Being essentially an "average guy",
I quickly found myself identifying with
people whose lives seemed to be a hard but
noble struggle. Far from a lofty missionary
zeal, however, my romanticism was born out
of a much more pedestrian faith in the goodness
of people in general, colored by a natural
empathy for the underdog.
A
simple matter of share and share alike,
however, gradually became a pipe dream that
would require a plumber of transcendental
dexterity to unclog. I'm not talking here
about personal or working relationships,
but about what could be described as the
ultimate position of the individual in Society-At-Large...
Five
years on and I still can't seem to shake
that beast. My intention here is not to
complain, but to wonder aloud: What the
devil is wrong with society, when a man
can't be taken at face value? How wearying
it is to have kindness constantly mistaken
for weakness. Or to have to prove yourself
everyday, to everyone you meet: "Not
me, I’m not to be associated with
your colonial hangover". Let's face
it: walking the streets of Nairobi, it's
easier to dress down than be dressed down.
 |
Peasant farming in Rironi
Photographer unknown |
It
may seem petty to talk about minor irritations
such as having mediocre batiks and bogus
'elephant hair' bracelets shoved in your
face at every turn, but it's those same
little things that accumulate and remind
you that you're not at home. There's something
increasingly unsettling in daily having
to brush off calls of "Yes, taxi!"
on most streets in the city center. All
whites come from relatively privileged backgrounds,
so must you. All whites exist exclusively
from the wananchi, so must you.
QED.
This
is hard when it flies in the face of your
own reality. At what point do you swallow
your pride and stop thinking about the two-plus
years of riding matatus into town
from Rironi and Uthiru, where you lived,
by choice, a life far removed from that
of your fellow expatriates in their cultural
enclaves?
At
least in this respect, you're more likely
to get a fair hearing from the bank teller
dwelling in Buru Burn than from the European
whose willingness to "integrate"
depends largely on the "competence
level" of the African in question.
Try to commiserate with those barely subsisting
in the slums, and it's likely that you'll
be taken as either a Father or a Fool. Sorting
out true friends from the opportunists is
a sobering task. Leave alone the people
you meet who affect British and American
accents and style.
 |
Shaka Zulu
Photo by David Blumenkrantz |
When
all is said and done, it would be nice and compact if it could all be explained away
by skin color. That would at least allow
a measure of inevitability into the equation.

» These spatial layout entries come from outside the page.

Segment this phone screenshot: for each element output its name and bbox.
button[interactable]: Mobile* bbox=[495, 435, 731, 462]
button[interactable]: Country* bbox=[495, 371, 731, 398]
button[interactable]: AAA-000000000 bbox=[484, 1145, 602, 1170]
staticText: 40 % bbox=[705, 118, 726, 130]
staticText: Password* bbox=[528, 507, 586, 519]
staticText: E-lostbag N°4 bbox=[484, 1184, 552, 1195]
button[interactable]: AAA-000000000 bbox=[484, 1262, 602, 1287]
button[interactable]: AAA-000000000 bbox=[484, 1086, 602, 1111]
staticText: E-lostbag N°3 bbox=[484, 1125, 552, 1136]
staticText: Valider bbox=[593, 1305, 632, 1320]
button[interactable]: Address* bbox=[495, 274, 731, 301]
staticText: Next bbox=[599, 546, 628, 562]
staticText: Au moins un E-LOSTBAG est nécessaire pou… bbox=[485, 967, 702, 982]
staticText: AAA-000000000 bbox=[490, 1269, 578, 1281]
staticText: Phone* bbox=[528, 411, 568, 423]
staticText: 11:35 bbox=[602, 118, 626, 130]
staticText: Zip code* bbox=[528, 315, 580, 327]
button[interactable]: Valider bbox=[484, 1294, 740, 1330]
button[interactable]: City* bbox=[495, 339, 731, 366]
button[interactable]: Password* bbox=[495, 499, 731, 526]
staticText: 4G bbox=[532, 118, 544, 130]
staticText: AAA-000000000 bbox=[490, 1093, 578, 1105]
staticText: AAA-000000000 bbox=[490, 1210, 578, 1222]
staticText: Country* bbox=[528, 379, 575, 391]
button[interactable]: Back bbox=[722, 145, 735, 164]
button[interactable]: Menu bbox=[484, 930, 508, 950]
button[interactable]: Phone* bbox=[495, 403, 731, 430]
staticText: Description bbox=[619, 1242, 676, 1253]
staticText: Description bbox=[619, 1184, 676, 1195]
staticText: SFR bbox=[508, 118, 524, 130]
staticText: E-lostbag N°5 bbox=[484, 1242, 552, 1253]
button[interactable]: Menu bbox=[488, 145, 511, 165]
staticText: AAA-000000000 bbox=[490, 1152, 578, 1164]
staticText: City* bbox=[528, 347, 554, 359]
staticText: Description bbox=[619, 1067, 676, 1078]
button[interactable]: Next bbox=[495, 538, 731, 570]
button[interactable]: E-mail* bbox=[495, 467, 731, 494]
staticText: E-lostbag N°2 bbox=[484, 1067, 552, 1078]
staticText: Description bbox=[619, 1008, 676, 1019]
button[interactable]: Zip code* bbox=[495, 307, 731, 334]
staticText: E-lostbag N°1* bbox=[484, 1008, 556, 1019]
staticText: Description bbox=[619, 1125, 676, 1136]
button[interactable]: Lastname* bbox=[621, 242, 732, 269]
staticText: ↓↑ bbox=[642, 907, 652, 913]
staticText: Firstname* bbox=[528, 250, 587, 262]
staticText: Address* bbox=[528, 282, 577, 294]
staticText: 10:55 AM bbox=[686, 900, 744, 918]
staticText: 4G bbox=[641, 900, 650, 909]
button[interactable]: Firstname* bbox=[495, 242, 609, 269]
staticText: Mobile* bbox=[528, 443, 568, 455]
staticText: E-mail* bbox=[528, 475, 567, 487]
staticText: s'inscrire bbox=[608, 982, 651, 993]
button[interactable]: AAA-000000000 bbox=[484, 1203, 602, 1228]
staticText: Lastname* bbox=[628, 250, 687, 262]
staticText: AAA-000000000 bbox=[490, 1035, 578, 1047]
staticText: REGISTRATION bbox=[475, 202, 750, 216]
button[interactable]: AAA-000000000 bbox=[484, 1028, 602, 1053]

But then I remember Shaka Zulu, and the
weakness in humankind that sequesters people
into tunnel vision. For after all of his
strident attempts at integrating himself
and his fellow African-Americans into African
society, Shaka is still prepared, as we
all are, to play his own trump cards. "All
I have to say," he once told me with a laugh,
"is if you're not ready to take us
all back, we'll see you at the Olympics!”